At the town hall, hosted by MSNBC and Telemundo, Sanders and Clinton highlighted the complexity of the encryption debate, noting the needs of consumer privacy and the duties of law enforcement. But rather than choose sides, as the hosts pushed them to do, the candidates hedged.
“I see both sides, and I think most citizens see both sides,” Clinton said.
“Frankly I think there is a middle ground that can be reached,” Sanders also said.
Clinton and Sanders both emphasized the stakes of ignoring the pleas of law enforcement officials, who fear that robust encryption tools hinder their ability to prevent terror attacks and investigate crime, as in the case of San Bernardino, where a phone belonging to the couple remains locked and inaccessible.
“Clearly all of us would be dismayed if we learned that we could have picked up information about a potential terrorist act,” Sanders said.
Clinton added: “We want to catch and make sure there is nobody else out there whose information is on that cell phone.”

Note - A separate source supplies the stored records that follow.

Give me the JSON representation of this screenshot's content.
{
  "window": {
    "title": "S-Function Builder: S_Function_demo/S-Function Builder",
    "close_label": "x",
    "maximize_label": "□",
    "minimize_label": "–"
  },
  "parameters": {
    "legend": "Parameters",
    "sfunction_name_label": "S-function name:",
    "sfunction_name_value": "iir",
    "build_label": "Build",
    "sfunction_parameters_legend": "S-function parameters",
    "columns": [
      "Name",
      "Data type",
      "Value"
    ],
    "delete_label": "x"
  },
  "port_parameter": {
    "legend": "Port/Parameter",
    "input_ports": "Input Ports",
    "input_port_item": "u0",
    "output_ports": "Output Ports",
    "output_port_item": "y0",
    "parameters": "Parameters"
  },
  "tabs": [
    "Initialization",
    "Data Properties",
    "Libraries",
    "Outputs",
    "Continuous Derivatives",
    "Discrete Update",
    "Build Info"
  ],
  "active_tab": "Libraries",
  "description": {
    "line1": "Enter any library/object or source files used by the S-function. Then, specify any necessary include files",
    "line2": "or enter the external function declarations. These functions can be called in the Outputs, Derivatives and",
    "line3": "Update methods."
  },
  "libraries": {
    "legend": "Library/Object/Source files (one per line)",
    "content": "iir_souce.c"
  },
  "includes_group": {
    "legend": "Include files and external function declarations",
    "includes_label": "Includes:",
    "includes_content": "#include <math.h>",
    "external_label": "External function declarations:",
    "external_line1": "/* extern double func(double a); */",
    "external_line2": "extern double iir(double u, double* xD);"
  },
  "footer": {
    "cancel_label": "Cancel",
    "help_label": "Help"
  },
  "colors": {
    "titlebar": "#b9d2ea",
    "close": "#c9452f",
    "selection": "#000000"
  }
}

But the candidates also tried to capture the consequences of pervasive government surveillance. “Apple, understably, is worried about opening a door, creating what they call a backdoor into encryption,” Clinton said. She went on to describe the possible international ramifications of the judge’s order, in which Apple would be forced to field not only U.S. government requests, but demands for special access by China, Russia, and Iran.
“We don’t want privacy and encryption destroyed,” she said, adding that, as president, she would bring together tech companies and government agencies to devise a creative solution.
“I am not a tech expert,” she said.
When Sanders was asked whose side he was on, Apple’s or the FBI’s, he replied, “I'm on both.”
“Count me in as somebody who is a very strong civil libertarian who believes that we can fight terrorism without undermining our Constitutional rights and our privacy rights," Sanders said.